Die Jury des Wettbewerbs bilden sechs Schweriner Jugendliche, die von der Sozial-Diakonischen Arbeit – Evangelische Jugend gGmbH medienpädagogisch begleitet werden. Letztere betreut auch die LeoFilms Jugendredaktion, die Filmkritiken und Videoblogs während des Festivals produziert. Die Landeshauptstadt Schwerin stiftet den mit 2.500 Euro dotierten LEO-Preis.

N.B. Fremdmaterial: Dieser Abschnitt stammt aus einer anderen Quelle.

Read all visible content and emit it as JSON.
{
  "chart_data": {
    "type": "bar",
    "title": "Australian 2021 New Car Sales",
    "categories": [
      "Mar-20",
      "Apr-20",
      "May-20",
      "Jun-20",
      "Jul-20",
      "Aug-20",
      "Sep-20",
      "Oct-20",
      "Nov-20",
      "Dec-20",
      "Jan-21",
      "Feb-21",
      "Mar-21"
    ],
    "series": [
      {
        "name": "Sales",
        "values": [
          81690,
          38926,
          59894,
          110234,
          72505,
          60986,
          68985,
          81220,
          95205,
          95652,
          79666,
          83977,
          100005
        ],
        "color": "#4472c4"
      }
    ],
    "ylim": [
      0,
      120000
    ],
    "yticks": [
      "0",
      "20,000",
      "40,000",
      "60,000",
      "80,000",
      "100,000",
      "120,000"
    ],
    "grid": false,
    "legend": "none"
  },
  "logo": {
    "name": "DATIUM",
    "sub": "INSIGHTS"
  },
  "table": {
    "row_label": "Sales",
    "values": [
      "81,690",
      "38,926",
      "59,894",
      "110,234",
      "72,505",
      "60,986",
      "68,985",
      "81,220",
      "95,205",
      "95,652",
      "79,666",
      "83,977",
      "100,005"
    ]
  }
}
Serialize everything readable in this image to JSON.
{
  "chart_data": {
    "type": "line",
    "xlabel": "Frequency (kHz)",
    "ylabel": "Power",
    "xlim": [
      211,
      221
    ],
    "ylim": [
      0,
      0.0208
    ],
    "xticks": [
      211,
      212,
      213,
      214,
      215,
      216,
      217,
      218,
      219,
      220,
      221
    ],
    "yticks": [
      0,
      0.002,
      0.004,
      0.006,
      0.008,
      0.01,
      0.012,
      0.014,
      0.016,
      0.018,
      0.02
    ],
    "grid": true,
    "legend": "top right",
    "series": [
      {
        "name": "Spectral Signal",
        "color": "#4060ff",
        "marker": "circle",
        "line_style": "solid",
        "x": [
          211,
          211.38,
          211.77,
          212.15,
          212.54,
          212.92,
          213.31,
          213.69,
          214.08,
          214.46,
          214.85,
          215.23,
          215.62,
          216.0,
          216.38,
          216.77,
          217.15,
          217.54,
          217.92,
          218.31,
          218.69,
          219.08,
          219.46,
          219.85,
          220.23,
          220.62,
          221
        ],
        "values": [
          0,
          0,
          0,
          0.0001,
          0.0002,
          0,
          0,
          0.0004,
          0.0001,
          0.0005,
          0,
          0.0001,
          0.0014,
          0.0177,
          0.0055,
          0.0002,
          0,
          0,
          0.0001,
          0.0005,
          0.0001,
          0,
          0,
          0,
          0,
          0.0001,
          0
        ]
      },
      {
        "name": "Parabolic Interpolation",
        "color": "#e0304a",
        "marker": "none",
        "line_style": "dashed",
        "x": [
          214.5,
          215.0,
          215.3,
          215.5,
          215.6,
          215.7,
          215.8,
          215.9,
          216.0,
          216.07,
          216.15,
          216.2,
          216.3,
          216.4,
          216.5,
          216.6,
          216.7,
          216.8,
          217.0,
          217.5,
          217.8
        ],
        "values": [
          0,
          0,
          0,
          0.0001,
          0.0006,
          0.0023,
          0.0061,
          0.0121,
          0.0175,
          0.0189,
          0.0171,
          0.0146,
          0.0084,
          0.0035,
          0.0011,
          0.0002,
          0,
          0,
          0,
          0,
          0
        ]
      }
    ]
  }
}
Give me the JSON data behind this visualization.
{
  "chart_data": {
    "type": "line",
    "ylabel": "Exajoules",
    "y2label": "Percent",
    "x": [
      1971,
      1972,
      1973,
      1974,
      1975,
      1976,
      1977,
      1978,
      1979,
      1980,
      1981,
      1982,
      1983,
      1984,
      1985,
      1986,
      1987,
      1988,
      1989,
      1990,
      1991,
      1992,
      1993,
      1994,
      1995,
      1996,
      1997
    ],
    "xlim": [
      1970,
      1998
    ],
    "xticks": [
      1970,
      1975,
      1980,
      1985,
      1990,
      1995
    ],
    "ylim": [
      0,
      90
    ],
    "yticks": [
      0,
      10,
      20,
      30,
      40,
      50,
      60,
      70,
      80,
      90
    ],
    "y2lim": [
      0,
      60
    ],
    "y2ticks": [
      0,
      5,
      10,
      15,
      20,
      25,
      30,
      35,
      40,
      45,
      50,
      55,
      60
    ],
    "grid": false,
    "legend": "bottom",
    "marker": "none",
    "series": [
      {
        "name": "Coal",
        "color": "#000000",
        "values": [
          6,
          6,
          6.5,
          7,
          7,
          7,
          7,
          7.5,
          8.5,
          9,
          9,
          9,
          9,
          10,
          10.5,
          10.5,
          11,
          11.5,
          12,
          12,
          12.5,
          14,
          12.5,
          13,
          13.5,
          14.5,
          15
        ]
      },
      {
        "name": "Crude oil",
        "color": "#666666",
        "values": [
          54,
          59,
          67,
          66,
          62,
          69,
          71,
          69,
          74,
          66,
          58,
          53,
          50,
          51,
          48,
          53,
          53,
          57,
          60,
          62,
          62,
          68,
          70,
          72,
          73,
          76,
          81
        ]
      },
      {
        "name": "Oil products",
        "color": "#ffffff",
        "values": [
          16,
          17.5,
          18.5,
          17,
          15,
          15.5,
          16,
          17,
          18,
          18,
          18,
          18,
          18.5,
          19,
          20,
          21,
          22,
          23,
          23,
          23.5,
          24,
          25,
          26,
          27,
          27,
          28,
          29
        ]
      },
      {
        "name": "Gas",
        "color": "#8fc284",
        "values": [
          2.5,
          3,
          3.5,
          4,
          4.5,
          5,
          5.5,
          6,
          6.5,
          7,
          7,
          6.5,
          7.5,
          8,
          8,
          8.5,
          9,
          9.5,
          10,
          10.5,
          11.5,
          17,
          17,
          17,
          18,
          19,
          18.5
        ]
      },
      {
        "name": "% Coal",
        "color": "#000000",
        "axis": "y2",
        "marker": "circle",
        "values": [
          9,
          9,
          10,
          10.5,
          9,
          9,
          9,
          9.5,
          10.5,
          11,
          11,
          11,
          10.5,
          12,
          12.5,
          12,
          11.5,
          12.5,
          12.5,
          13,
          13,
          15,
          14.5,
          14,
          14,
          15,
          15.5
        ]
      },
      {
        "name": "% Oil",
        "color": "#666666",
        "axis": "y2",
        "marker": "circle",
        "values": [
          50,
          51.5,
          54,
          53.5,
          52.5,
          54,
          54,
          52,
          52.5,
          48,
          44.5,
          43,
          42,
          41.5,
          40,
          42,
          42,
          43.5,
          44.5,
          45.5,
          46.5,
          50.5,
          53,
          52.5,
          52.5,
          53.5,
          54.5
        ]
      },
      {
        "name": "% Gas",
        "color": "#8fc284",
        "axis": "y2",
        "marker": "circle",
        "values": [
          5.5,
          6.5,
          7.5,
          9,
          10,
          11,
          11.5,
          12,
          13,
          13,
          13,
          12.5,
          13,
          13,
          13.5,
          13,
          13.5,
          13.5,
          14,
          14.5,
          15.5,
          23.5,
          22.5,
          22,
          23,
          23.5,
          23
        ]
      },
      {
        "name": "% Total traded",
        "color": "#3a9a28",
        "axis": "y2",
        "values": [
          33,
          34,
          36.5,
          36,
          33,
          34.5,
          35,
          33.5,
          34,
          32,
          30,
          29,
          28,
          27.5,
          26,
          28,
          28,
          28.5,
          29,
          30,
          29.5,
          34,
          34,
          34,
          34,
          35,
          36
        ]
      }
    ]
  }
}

Unter dem Motto "KLAPPE AUF UND MITMACHEN" laufen in diesem Jahr fünf kurze Vorfilme im Kinder- und Jugendprogramm. Die Filme entstanden im Rahmen des Projekts "Klappe gegen Rassismus" des RAA Mecklenburg-Vorpommern e.V. Junge Menschen waren aufgefordert, Filmideen zu entwickeln, die sich für Vielfalt, Zivilcourage und Demokratie einsetzen. Wir wollen ein Zeichen setzen gegen Rassismus und Fremdenfeindlichkeit und stehen für Weltoffenheit, Vielfalt und ein friedliches Miteinander.